“I cook to keep our food culture alive,” says 66-year-old Dorah Sitole. The former editor of True Love magazine believes her food will perish if she does not cook and it should be recorded for the next generation.
As a food stylist, travel writer and author Sitole says she’s noticed a food revolution with many new and young chefs joining the culinary industry.
“It’s almost like all of a sudden people have woken up to food, and I’m talking about the black community, because for a long time it was just me alone in this industry,” Sitole says.
RECIPE: Corn and baby marrow frittata
Sitole says traditional African cuisine is trending and she has made it her mission to keep these food traditions alive. Cooking came naturally to Sitole. Her mother, Rose, was a dressmaker and had no time to cook and she quickly took over preparing their family meals with pleasure, always experimenting with new recipes.
Her father worked full-time as a teacher. This meant that Sitole (who was two years old at the time) and her brother lived with their paternal grandparents on the East Rand. She moved back to Soweto to live with her parents when she was 13.
In 1972, Sitole matriculated from Orlando West High School and started working directly after school. “My first job was at Market Research Africa as a research officer. After seven years I joined the Canned Food Advisory Service as a junior home economist. I then joined Media24 and was the food editor for True Love magazine for 22 years and the editor for 3 years,” Sitole says.
While working at the Canned Food Advisory Service, Sitole was able to complete her formal qualifications. “I did all my training on the job as a cordon bleu chef, a public relations diploma from Damelin and a communications diploma from Prestige College.”
However, life wasn’t always easy on her. Suffering the loss of her eldest son, Sifiso, and husband, Archie, has taught Sitole that the human spirit is resilient. With her remarkable strength she says, “in spite of all the personal losses I’ve experienced I have soldiered on.”

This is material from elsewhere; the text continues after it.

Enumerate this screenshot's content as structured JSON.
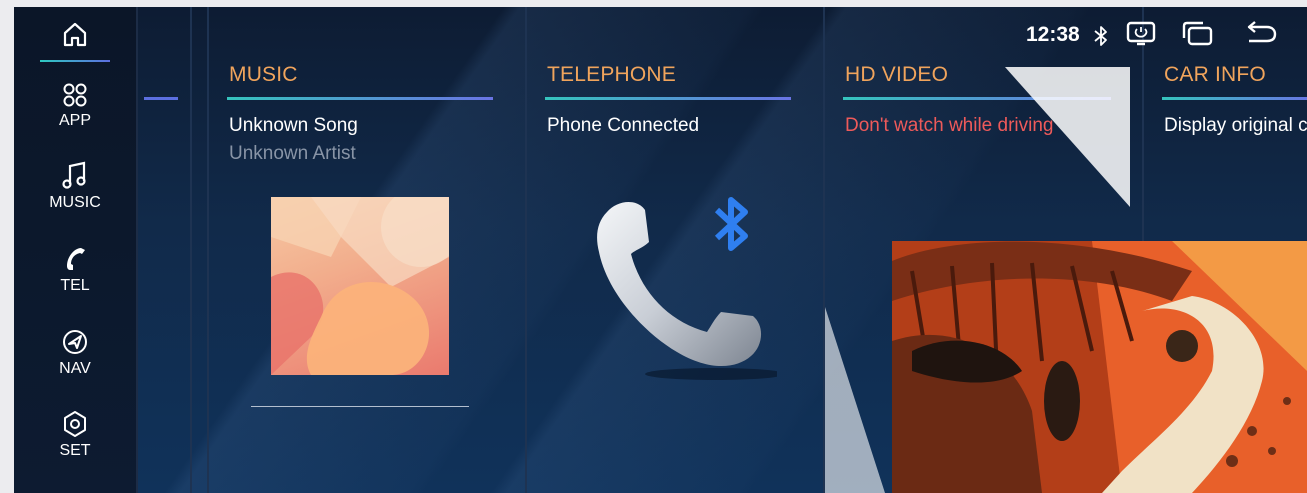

Sitole’s husband died five years ago in a car accident, while her son passed away in 1990 at the age of 12 from an asthma attack. She has since bronzed a pair of Sifiso’s shoes and it has pride of place on her lounge table.
Sitole wears her beautiful age with grace. She has started her own business, Dorah Sitole Culinary Studio, and employs two young chefs. She primarily offers cooking classes as a four-week course to domestic workers.

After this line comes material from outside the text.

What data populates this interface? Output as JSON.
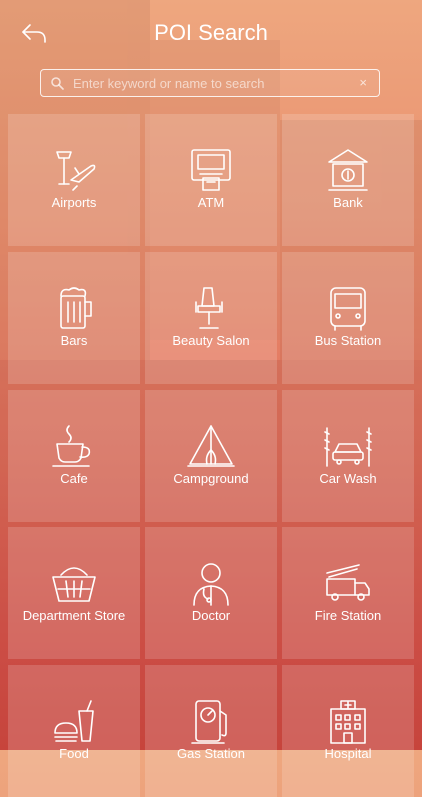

“I feel like you have to take them on a journey so that they can be done in four weeks. At least they get some confidence and they’ve got a grip of basic dishes that they can cook for the family during the week or for entertaining.”
As a food stylist Sitole says, “I develop recipes, do the styling for the food shoots, do radio show interviews and occasionally master cooking classes with canned fruit and veggies brand KOO”.
Major highlights in her career is the publishing of her cookbooks Recipes with a touch of Africa, Cape to Cairo and the sequel Cooking From Cape To Cairo.
“The first Cape to Cairo book has 19 countries and the second one has 22 African countries. I actually travelled to all of these countries while doing the book. I’ve travelled extensively in Africa.”
She’s also bagged a number of awards. In 1990 she earned the Galliova Food writers and stylists’ award and in 2007 she got the inaugural President’s award from the SA Chefs Association for contributing to the hospitality industry. This year she was named South African Food Icon by FOODX.
Looking back at her life and what she has achieved, Sitole says that she is grateful to be blessed with a skill that she can use in her “matured years”. This is definitely not the end of Sitole’s cooking journey as she plans to do much more.
“I am in my encore years and I plan to work for as long as my body will allow me to. I’m working on my fourth cookbook to be published next year. I’m also in discussions for a TV show which I will be presenting!”